A repercussão política e institucional ainda é tímida, mas inevitavelmente crescente, especialmente após “reassumir” o seu mandato na última semana (20/07). A situação é emblemática: Eduardo Bolsonaro, filho do ex-presidente e um dos nomes mais votados nas eleições de 2022, com mais de 741 mil votos, está ausente do Brasil enquanto formalmente ocupa uma cadeira no Congresso Nacional.
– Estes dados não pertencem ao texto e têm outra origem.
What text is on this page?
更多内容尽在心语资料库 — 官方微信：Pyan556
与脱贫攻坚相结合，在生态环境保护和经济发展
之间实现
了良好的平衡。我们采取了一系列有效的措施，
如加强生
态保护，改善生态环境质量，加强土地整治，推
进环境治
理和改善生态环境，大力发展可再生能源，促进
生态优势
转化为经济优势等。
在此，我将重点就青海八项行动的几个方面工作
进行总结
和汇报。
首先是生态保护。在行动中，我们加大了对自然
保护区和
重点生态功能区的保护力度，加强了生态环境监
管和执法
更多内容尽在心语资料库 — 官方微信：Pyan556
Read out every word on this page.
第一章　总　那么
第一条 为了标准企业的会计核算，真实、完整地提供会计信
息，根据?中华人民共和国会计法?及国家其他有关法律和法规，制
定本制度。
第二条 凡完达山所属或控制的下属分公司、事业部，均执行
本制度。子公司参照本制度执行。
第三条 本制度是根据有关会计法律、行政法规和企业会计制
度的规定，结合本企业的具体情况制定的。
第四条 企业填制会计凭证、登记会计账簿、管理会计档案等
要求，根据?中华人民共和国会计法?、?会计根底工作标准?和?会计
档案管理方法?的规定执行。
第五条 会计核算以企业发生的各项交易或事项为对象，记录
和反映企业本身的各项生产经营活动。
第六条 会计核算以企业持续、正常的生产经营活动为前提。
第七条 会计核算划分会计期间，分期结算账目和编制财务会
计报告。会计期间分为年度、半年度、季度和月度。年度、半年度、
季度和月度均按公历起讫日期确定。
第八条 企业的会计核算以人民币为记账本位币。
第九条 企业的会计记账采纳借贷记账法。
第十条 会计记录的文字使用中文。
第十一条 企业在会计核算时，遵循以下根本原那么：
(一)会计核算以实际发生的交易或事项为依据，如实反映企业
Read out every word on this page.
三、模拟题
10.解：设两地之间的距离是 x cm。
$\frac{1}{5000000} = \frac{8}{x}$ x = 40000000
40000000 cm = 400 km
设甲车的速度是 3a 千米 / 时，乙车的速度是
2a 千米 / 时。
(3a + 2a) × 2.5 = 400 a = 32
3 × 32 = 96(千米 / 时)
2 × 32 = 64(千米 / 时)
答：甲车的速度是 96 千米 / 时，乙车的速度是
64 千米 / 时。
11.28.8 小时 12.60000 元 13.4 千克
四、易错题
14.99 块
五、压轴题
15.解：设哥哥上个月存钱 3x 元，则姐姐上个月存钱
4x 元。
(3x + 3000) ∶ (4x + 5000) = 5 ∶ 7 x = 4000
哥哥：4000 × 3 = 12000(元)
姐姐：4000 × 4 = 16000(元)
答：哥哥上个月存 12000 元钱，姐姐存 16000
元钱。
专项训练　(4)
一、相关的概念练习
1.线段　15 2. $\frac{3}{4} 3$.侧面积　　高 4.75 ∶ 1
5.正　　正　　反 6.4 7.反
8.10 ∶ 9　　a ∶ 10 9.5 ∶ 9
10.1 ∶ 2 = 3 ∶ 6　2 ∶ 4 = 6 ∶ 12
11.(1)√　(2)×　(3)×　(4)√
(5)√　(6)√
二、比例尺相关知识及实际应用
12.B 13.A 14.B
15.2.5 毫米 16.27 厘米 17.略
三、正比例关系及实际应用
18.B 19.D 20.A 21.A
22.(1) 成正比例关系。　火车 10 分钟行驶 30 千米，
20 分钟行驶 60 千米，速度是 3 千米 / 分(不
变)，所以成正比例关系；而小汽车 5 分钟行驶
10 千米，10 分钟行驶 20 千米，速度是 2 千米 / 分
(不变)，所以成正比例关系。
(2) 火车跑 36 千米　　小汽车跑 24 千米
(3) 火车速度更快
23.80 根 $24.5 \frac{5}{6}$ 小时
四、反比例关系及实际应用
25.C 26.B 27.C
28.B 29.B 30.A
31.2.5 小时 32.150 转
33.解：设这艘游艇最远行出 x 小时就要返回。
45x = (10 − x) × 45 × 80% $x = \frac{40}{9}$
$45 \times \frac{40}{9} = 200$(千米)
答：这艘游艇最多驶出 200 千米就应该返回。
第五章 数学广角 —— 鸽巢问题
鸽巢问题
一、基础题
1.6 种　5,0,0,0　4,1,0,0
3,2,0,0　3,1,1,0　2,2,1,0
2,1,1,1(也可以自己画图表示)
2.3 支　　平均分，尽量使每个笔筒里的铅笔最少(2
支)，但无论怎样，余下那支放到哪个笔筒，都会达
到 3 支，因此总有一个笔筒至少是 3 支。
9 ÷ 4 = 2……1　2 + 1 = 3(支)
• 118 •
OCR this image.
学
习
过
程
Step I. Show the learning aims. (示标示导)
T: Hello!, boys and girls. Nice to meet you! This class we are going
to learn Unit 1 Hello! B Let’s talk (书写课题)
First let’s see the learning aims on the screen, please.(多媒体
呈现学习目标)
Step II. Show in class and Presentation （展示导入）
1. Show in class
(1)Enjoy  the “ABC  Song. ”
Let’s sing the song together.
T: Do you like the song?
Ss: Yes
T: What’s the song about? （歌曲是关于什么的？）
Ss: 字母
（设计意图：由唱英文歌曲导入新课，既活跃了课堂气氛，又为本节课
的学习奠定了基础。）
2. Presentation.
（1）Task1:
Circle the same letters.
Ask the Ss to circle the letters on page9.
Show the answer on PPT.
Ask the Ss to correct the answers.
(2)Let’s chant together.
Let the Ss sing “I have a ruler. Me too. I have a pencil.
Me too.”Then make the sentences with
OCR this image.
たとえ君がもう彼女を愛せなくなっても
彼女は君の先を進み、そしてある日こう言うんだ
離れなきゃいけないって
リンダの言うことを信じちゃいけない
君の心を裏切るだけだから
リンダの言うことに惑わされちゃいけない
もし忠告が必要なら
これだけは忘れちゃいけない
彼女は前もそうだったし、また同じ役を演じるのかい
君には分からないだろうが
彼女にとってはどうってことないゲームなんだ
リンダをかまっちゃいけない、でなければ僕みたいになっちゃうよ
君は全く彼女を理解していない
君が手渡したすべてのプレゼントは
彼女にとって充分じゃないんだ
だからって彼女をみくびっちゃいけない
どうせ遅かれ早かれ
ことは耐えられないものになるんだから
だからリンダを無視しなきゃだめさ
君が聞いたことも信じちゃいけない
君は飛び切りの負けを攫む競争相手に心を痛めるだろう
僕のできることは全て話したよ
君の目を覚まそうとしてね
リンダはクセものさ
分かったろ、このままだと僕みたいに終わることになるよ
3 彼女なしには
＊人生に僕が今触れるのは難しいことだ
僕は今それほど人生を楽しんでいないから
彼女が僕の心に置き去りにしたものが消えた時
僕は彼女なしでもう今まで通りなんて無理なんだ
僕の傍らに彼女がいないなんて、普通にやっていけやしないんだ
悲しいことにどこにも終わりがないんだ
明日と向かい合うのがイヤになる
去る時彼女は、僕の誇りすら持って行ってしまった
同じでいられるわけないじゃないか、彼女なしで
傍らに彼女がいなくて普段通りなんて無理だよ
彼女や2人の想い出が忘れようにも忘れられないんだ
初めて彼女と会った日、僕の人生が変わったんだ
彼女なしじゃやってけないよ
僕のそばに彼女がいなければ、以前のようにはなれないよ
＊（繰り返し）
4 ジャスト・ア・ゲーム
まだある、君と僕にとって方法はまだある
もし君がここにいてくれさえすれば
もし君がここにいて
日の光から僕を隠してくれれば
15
A função de um deputado e o princípio da representação
A Constituição Federal de 1988 confere ao deputado federal a nobre missão de representar o povo na formulação das leis e na fiscalização dos atos do Poder Executivo. A atuação parlamentar é, por essência, presencial e articuladora: envolve negociações, construção de consensos, atuação em comissões, votação de projetos e fiscalização das políticas públicas. Com a pandemia de COVID-19, o Congresso brasileiro se destacou como o primeiro parlamento do mundo a implementar um sistema de deliberação remota, uma inovação que garantiu a continuidade dos trabalhos em um momento crítico. Essa medida foi concebida como excepcional e transitória. Desde então, a participação virtual de parlamentares na Câmara dos Deputados é regida por meio de Atos da Mesa Diretora — como os editados por Rodrigo Maia, Arthur Lira e agora Hugo Motta — que flexibilizam a atuação remota sem oferecer segurança jurídica ou critérios claros para a sua aplicabilidade. É legítimo manter um parlamentar em “home office” permanente, especialmente se tiver fora do país? Essa é uma discussão que exige sinceridade institucional e participação direta do eleitor brasileiro.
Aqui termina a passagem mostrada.